Growing up in the tiny agricultural town of Delhi in California’s Central Valley, Brenda Cruz didn’t have many role models for higher education. Few of her high school peers planned to go to college, and no one else in her family had done so. But when Cruz decided to pursue her bachelor’s degree, she chose not to attend UC Merced nearby, but Berkeley — seemingly a world away.
Once she arrived on campus as a pre-med student however, the range of options felt a bit overwhelming. She’d hear her graduate student instructors talking excitedly about their research, but “it all felt abstract and intimidating,” she remembers. Cruz began applying as a sophomore for undergraduate research positions and last fall, as a third-year MCB major, she was funded through the Biology Scholars Program to work for a year in the cell and developmental biology lab of MCB Professor David Weisblat.
Cruz now spends three afternoons a week studying the embryogenesis of leeches to characterize how the species grows in life stages from eggs to adult. Why leeches? “Since their embryos are so big, we can see the cells more clearly,” Cruz explains. “Our main focus is studying genes that regulate development.” Gene cloning, with its many steps, and embryo microinjections are among the procedures she’s become experienced with.
Undergraduate research programs like the Biology Scholars Program benefit everyone involved, from students to mentors and departmental culture as a whole. “Undergrads bring a fresh enthusiasm, and sometimes even new ideas, to a project,” says Weisblat. “They provide valuable extra hands, and equally valuable mentoring experience for graduate students and postdocs. And, of course, they keep us up to date on current slang and social media trends.”

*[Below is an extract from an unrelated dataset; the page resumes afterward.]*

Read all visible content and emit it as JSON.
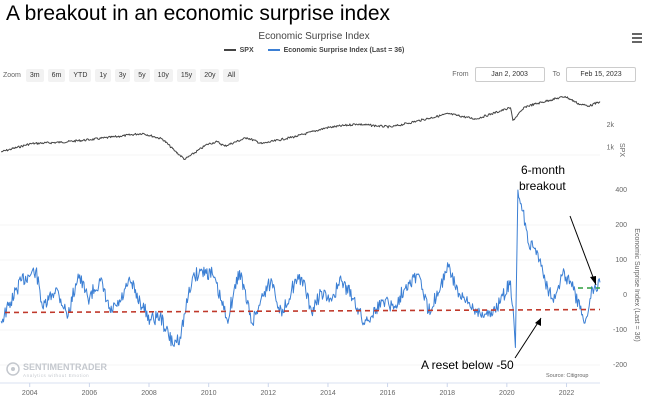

A grant from the National Science Foundation Summer Research Experience for Undergraduates will enable Cruz to continue her work through the summer. After graduation, she plans to attend graduate school or medical school.
Brenda Cruz’s Four Tips for Applying to Undergraduate Research Programs
- Network. Use word-of-mouth to learn about opportunities from other students and GSI’s.
- Be persistent. Email professors (especially your own) and GSI’s. Don’t give up. Keep applying and looking for research opportunities.
- Improve your statement of purpose. This document will go places you can’t see. Make sure it’s as good as it can be.
- Be patient. It can take a long time to secure a spot. But working hard to get it makes the success that much sweeter.